News - 30.07.2014

Effondrement de la Libye : La Tunisie n'exclut pas la fermeture de ses frontières

La forte dégradation de la situation sécuritaire en Libye risquant de provoquer l’arrivée massive aux frontières tunisiennes de flux très importants de réfugiés libyens et étrangers, en très peu de temps,  les autorités tunisiennes, dans l’incapacité à gérer ces flux, envisagent la fermeture provisoire des frontières. Cette option est à l’étude au sein de la cellule de crise interdépartementale mise en place par le chef du gouvernement Mehdi Jomaa et coordonnée par le ministre des Affaires étrangères, Mongi Hamdi. Une véritable catastrophe humanitaire risque de survenir. L’ampleur du drame qui embrase la Libye pourrait, en effet, inciter des centaines de milliers, voire-même un million de personnes à se réfugier en Tunisie, unique issue de sortie possible. Confrontée au devoir d’hospitalité et de secours humanitaire et limitée dans ses moyens humains, logistiques et budgétaire, la Tunisie ne saurait assurer, à elle seule, l’accueil d’un million de réfugiés. D’où l’option de la fermeture provisoire des frontières, puis la mise en place d’un processus spécial de canalisation et de transit. Analyse.

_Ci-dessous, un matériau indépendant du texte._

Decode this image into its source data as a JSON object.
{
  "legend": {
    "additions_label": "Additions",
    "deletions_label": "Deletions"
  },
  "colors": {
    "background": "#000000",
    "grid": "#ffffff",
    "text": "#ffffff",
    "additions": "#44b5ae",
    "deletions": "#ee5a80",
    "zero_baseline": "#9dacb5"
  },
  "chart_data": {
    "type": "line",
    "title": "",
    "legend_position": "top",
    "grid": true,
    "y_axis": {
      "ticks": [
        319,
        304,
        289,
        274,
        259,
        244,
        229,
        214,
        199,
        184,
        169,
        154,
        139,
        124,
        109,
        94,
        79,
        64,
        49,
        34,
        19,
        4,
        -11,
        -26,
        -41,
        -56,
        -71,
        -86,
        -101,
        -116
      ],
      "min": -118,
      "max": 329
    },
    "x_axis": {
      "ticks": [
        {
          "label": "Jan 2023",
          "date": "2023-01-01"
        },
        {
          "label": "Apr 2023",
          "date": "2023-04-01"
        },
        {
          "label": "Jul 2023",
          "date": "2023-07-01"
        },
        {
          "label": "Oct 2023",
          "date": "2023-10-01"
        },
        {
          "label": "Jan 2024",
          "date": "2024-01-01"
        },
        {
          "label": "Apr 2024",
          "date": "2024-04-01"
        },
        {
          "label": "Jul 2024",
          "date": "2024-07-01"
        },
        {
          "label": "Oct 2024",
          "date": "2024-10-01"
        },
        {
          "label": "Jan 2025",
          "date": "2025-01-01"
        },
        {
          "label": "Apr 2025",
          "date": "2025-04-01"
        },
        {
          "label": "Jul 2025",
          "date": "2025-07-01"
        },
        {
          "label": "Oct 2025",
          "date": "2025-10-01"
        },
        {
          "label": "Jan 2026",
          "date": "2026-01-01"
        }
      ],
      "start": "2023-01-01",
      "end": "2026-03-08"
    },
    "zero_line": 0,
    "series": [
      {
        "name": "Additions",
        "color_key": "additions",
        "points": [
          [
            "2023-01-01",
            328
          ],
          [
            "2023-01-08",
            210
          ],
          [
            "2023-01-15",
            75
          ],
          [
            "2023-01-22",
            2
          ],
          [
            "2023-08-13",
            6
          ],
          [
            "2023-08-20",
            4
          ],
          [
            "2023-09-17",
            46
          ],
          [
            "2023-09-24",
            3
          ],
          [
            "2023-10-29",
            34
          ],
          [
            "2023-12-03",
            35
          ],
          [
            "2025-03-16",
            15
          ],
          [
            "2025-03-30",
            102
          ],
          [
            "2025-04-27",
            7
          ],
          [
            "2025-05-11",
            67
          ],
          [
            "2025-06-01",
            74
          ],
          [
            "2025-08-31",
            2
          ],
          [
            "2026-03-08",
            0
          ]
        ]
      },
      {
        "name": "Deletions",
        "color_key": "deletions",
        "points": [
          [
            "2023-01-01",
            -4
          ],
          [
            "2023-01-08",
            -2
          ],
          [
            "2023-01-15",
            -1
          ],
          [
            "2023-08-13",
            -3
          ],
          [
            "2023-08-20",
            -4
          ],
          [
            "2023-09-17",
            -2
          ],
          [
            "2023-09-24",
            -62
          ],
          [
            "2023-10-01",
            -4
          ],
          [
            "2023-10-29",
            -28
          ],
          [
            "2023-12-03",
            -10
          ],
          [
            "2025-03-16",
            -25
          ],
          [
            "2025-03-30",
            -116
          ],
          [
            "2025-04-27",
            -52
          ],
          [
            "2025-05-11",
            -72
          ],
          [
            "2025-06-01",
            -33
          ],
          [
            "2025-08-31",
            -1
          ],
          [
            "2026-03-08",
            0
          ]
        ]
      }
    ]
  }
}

Privée d’eau depuis plusieurs jours et souvent d’électricité, Tripoli sombre sous une épaisse fumée noire, livrée aux tirs croisés de factions combattantes rivales. Apeurés, Libyens et étrangers ne pensent plus qu’à quitter le plus tôt possible ce calvaire qu’ils n’arrivent plus à endurer. Sous le choc de l’horreur, les départs sont précipités. Une véritable catastrophe humaine risque de survenir en Libye avec la montée, chaque jour davantage, de la violence que plus personne ne peut maîtriser et l’incendie de réservoirs de carburants, devenue hors contrôle.

La plupart des pays occidentaux, les Etats-Unis, les premiers, comme nombre d’autres pays, ont invité leurs ressortissants à quitter le pays et ont rapatrié leurs personnels. Les ambassades étant « provisoirement » fermées, les diplomates ont été redéployés à Tunis pour continuer à suivre la situation de près, comme l’a notamment décidé le Canada.

La Tunisie en unique issue

Fuir le chaos libyen n’est pas facile. Les aéroports de Tripoli et Maiitigua, lourdement attaqués, ont été rendus hors service. La plupart des frontières du Sud de la Libye ainsi que celle avec l’Egypte ont été fermées. Ne restaient plus ouvertes que les frontières tunisiennes, à moins d’envisager une évacuation par voie maritime comme l’a décidé mardi soir la France en faveur d’une centaine de personnes. Mais, pour les centaines milliers de Libyens et de travailleurs étrangers (Égyptiens, sub-sahariens, Turcs, Asiatiques, etc.), comme pour les 130 000 Tunisiens, l’unique corridor sera celui des frontières tunisiennes avec les deux postes de Ras Jedir et Dhehiba.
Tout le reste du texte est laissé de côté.